Others had tendencies of disappearing on the date of payment such that the borrowers become defaulters and the property used as security to obtain the loans becomes immediately transferrable into the names of the moneylenders.
Surprisingly, for several reasons, Ugandans kept falling prey to these highhanded tactics mainly because there was always an urgent need to obtain money without the official banking systems questioning their creditworthiness. This not only affected companies in business but also individuals.
Besides the fact that meagre earnings and a high standard of living pushed Ugandans into obtaining unsecured loans at predatory lending rates from these moneylenders, the lack of a proper regulatory framework for these institutions exacerbated the situation.
Most times, people obtained loans from banks for various reasons like paying fees for children that are on the verge of being chased from school for defaulting. However, these loans would be secured by their matrimonial property or land on which their homes sat.
Upon default, several banks would obtain court orders to foreclose on the properties. Desperate to save their matrimonial homes or other secured properties, several people would reach out to moneylenders for quick bailouts in order to sever their properties from unrelenting banks.
It is at this moment that moneylenders took advantage of the desperate Ugandans and offered unsecured loans at exorbitant interest rates of as much as 30 per cent to 40 per cent. The Ugandans, without any ray of hope, would enter agreements on the understanding that obtaining such loans and saving their property in the process was far better than having banks sell it at a forced sale value.
To rectify these anomalies, parliament deemed it fit to enact the 2016 Tier IV Microfinance Institutions and Moneylender’s Act, the main purpose of which was to build confidence in the financial system of the country and to bring moneylenders within the confines of a regulatory body.
This came with mandatory licensing requirements, compulsory recordkeeping in order to streamline the effective management of moneylenders by the Uganda Microfinance Regulatory Authority (UMRA). Upon its enactment in 2016, the Tier IV Act granted the minister of Finance powers to prescribe a maximum interest rate that moneylenders would charge.
The law even made it an offence for one to charge an interest rate higher than that prescribed by the minister. However, as of 2023, seven years later, no such maximum interest rate has been prescribed by the minister of Finance. It is for such reasons, along with others like failure to strictly operationalize the anti-money laundering laws, that Uganda was put on the ‘grey list’ by the Financial Action Taskforce (FATF) as one of the countries that portrayed underperformance regarding the unsafety and high level of risk of their financial system.
President Museveni’s directive, therefore, is one that has been made in the right directed even though it was not made timeously. The directive, once coupled with other financial and monetary policy considerations, is most likely to push the FATF to reconsider its decision of ‘grey listing’ Uganda.
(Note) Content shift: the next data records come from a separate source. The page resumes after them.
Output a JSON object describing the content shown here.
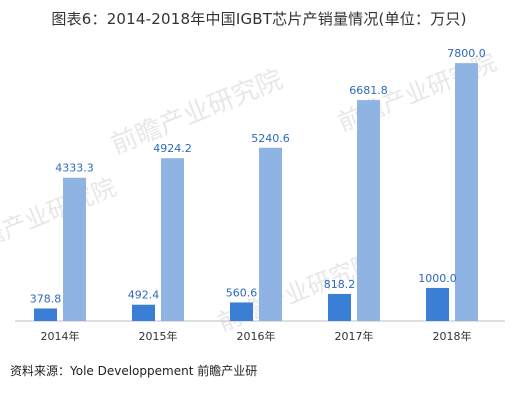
{
  "title": "图表6：2014-2018年中国IGBT芯片产销量情况(单位：万只)",
  "source": "资料来源：Yole Developpement 前瞻产业研",
  "watermark": {
    "brand": "前瞻产业研究院"
  },
  "colors": {
    "series_small": "#3A7FD5",
    "series_large": "#8FB3E3",
    "label_text": "#2E69C2",
    "axis": "#BFBFBF",
    "tick_text": "#333333"
  },
  "chart_data": {
    "type": "bar",
    "title": "图表6：2014-2018年中国IGBT芯片产销量情况(单位：万只)",
    "categories": [
      "2014年",
      "2015年",
      "2016年",
      "2017年",
      "2018年"
    ],
    "series": [
      {
        "values": [
          378.8,
          492.4,
          560.6,
          818.2,
          1000.0
        ],
        "labels": [
          "378.8",
          "492.4",
          "560.6",
          "818.2",
          "1000.0"
        ]
      },
      {
        "values": [
          4333.3,
          4924.2,
          5240.6,
          6681.8,
          7800.0
        ],
        "labels": [
          "4333.3",
          "4924.2",
          "5240.6",
          "6681.8",
          "7800.0"
        ]
      }
    ],
    "ylim": [
      0,
      8500
    ],
    "xlabel": "",
    "ylabel": "",
    "grid": false
  }
}
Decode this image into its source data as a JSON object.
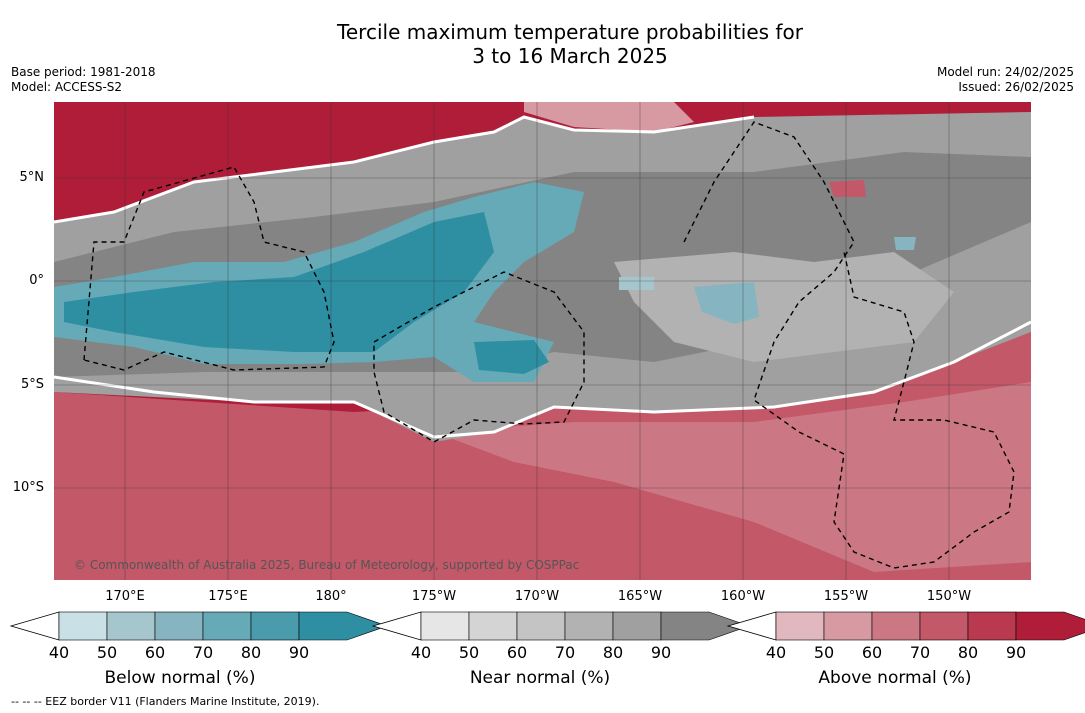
{
  "title_line1": "Tercile maximum temperature probabilities for",
  "title_line2": "3 to 16 March 2025",
  "base_period": "Base period: 1981-2018",
  "model": "Model: ACCESS-S2",
  "model_run": "Model run: 24/02/2025",
  "issued": "Issued: 26/02/2025",
  "copyright": "© Commonwealth of Australia 2025, Bureau of Meteorology, supported by COSPPac",
  "lat_labels": [
    "5°N",
    "0°",
    "5°S",
    "10°S"
  ],
  "lon_labels": [
    "170°E",
    "175°E",
    "180°",
    "175°W",
    "170°W",
    "165°W",
    "160°W",
    "155°W",
    "150°W"
  ],
  "colorbars": [
    {
      "label": "Below normal (%)",
      "ticks": [
        "40",
        "50",
        "60",
        "70",
        "80",
        "90"
      ],
      "colors": [
        "#c9e0e7",
        "#a6c6ce",
        "#86b4c0",
        "#66a9b7",
        "#4a9cac",
        "#2e8fa3"
      ]
    },
    {
      "label": "Near normal (%)",
      "ticks": [
        "40",
        "50",
        "60",
        "70",
        "80",
        "90"
      ],
      "colors": [
        "#e6e6e6",
        "#d4d4d4",
        "#c4c4c4",
        "#b2b2b2",
        "#a0a0a0",
        "#848484"
      ]
    },
    {
      "label": "Above normal (%)",
      "ticks": [
        "40",
        "50",
        "60",
        "70",
        "80",
        "90"
      ],
      "colors": [
        "#e2b8bf",
        "#d79aa2",
        "#cc7884",
        "#c35869",
        "#b93a4f",
        "#b01d38"
      ]
    }
  ],
  "footnote": "--  --  -- EEZ border V11 (Flanders Marine Institute, 2019)."
}
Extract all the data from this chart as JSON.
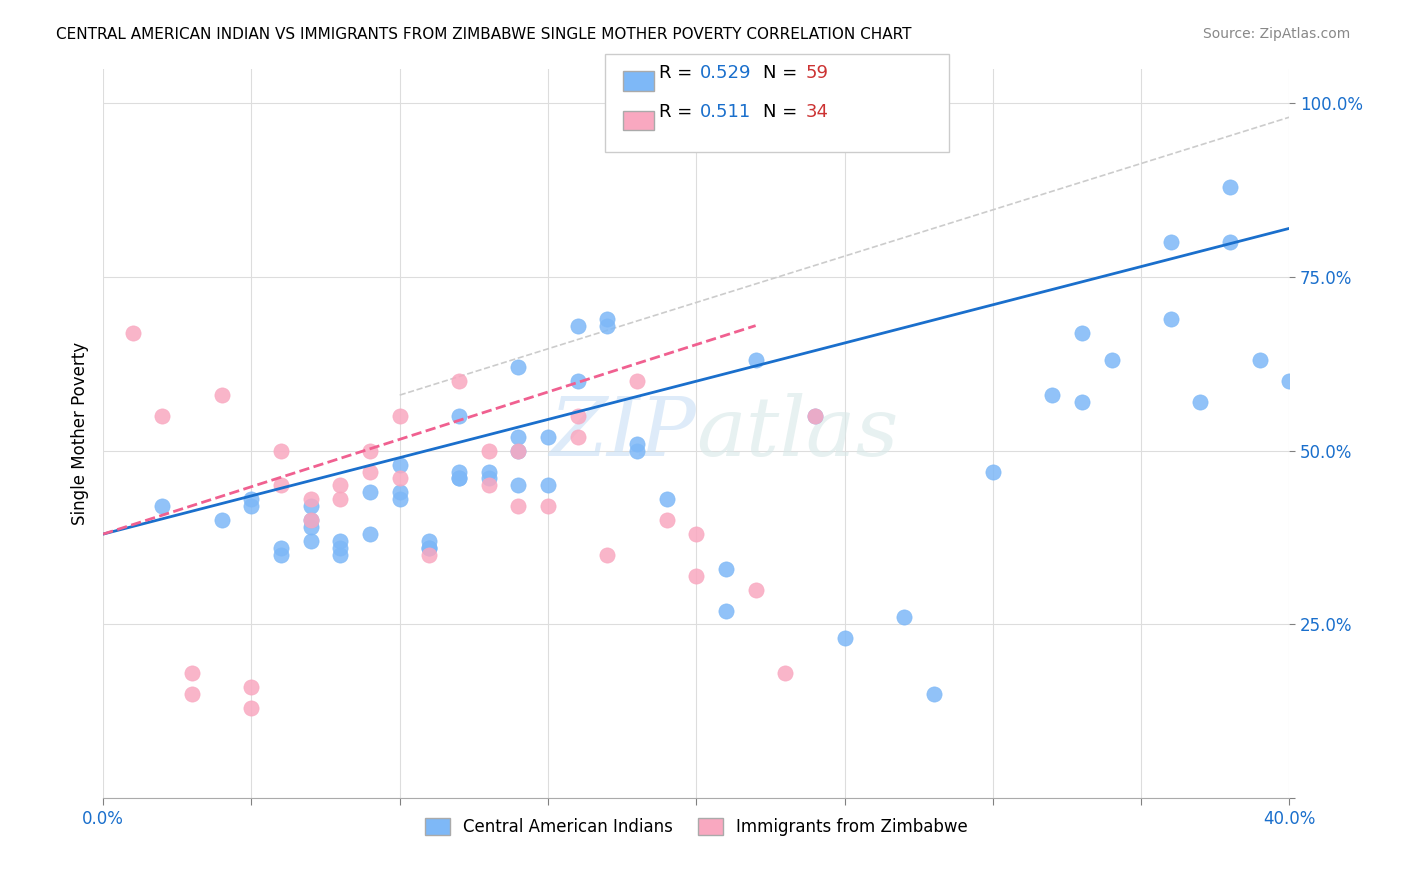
{
  "title": "CENTRAL AMERICAN INDIAN VS IMMIGRANTS FROM ZIMBABWE SINGLE MOTHER POVERTY CORRELATION CHART",
  "source": "Source: ZipAtlas.com",
  "ylabel": "Single Mother Poverty",
  "xlim": [
    0.0,
    0.4
  ],
  "ylim": [
    0.0,
    1.05
  ],
  "xticks": [
    0.0,
    0.05,
    0.1,
    0.15,
    0.2,
    0.25,
    0.3,
    0.35,
    0.4
  ],
  "yticks": [
    0.0,
    0.25,
    0.5,
    0.75,
    1.0
  ],
  "blue_R": "0.529",
  "blue_N": "59",
  "pink_R": "0.511",
  "pink_N": "34",
  "blue_color": "#7eb8f7",
  "pink_color": "#f9a8c0",
  "blue_line_color": "#1a6fcc",
  "pink_line_color": "#f06090",
  "ref_line_color": "#cccccc",
  "watermark_zip": "ZIP",
  "watermark_atlas": "atlas",
  "tick_label_color": "#1a6fcc",
  "legend_R_color": "#1a6fcc",
  "legend_N_color": "#cc3333",
  "blue_scatter_x": [
    0.02,
    0.04,
    0.05,
    0.05,
    0.06,
    0.06,
    0.07,
    0.07,
    0.07,
    0.07,
    0.08,
    0.08,
    0.08,
    0.09,
    0.09,
    0.1,
    0.1,
    0.1,
    0.11,
    0.11,
    0.11,
    0.12,
    0.12,
    0.12,
    0.12,
    0.13,
    0.13,
    0.14,
    0.14,
    0.14,
    0.14,
    0.15,
    0.15,
    0.16,
    0.16,
    0.17,
    0.17,
    0.18,
    0.18,
    0.19,
    0.21,
    0.21,
    0.22,
    0.24,
    0.25,
    0.27,
    0.28,
    0.3,
    0.32,
    0.33,
    0.33,
    0.34,
    0.36,
    0.36,
    0.37,
    0.38,
    0.38,
    0.39,
    0.4
  ],
  "blue_scatter_y": [
    0.42,
    0.4,
    0.42,
    0.43,
    0.35,
    0.36,
    0.37,
    0.39,
    0.4,
    0.42,
    0.35,
    0.36,
    0.37,
    0.38,
    0.44,
    0.43,
    0.44,
    0.48,
    0.36,
    0.36,
    0.37,
    0.46,
    0.46,
    0.47,
    0.55,
    0.46,
    0.47,
    0.45,
    0.5,
    0.52,
    0.62,
    0.45,
    0.52,
    0.6,
    0.68,
    0.68,
    0.69,
    0.5,
    0.51,
    0.43,
    0.27,
    0.33,
    0.63,
    0.55,
    0.23,
    0.26,
    0.15,
    0.47,
    0.58,
    0.57,
    0.67,
    0.63,
    0.69,
    0.8,
    0.57,
    0.8,
    0.88,
    0.63,
    0.6
  ],
  "pink_scatter_x": [
    0.01,
    0.02,
    0.03,
    0.03,
    0.04,
    0.05,
    0.05,
    0.06,
    0.06,
    0.07,
    0.07,
    0.08,
    0.08,
    0.09,
    0.09,
    0.1,
    0.1,
    0.11,
    0.12,
    0.13,
    0.13,
    0.14,
    0.14,
    0.15,
    0.16,
    0.16,
    0.17,
    0.18,
    0.19,
    0.2,
    0.2,
    0.22,
    0.23,
    0.24
  ],
  "pink_scatter_y": [
    0.67,
    0.55,
    0.15,
    0.18,
    0.58,
    0.13,
    0.16,
    0.45,
    0.5,
    0.4,
    0.43,
    0.43,
    0.45,
    0.47,
    0.5,
    0.46,
    0.55,
    0.35,
    0.6,
    0.45,
    0.5,
    0.42,
    0.5,
    0.42,
    0.52,
    0.55,
    0.35,
    0.6,
    0.4,
    0.32,
    0.38,
    0.3,
    0.18,
    0.55
  ],
  "blue_line_x": [
    0.0,
    0.4
  ],
  "blue_line_y": [
    0.38,
    0.82
  ],
  "pink_line_x": [
    0.0,
    0.22
  ],
  "pink_line_y": [
    0.38,
    0.68
  ],
  "ref_line_x": [
    0.1,
    0.4
  ],
  "ref_line_y": [
    0.58,
    0.98
  ]
}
Unfortunately, even when the President’s directive gave the ministry of Finance a two-week grace period to prescribe the maximum interest rate, there has not been any response from the ministry. Suffice it to say that the 14- day grace period lapsed last week on October 12, 2023.
In light of the president’s directive, it is incumbent on the ministry of Finance to heed to the president’s directive and halt the menace that has become of moneylenders, many of whom have been operating without proper licensing.
The writer is an advocate of the High court.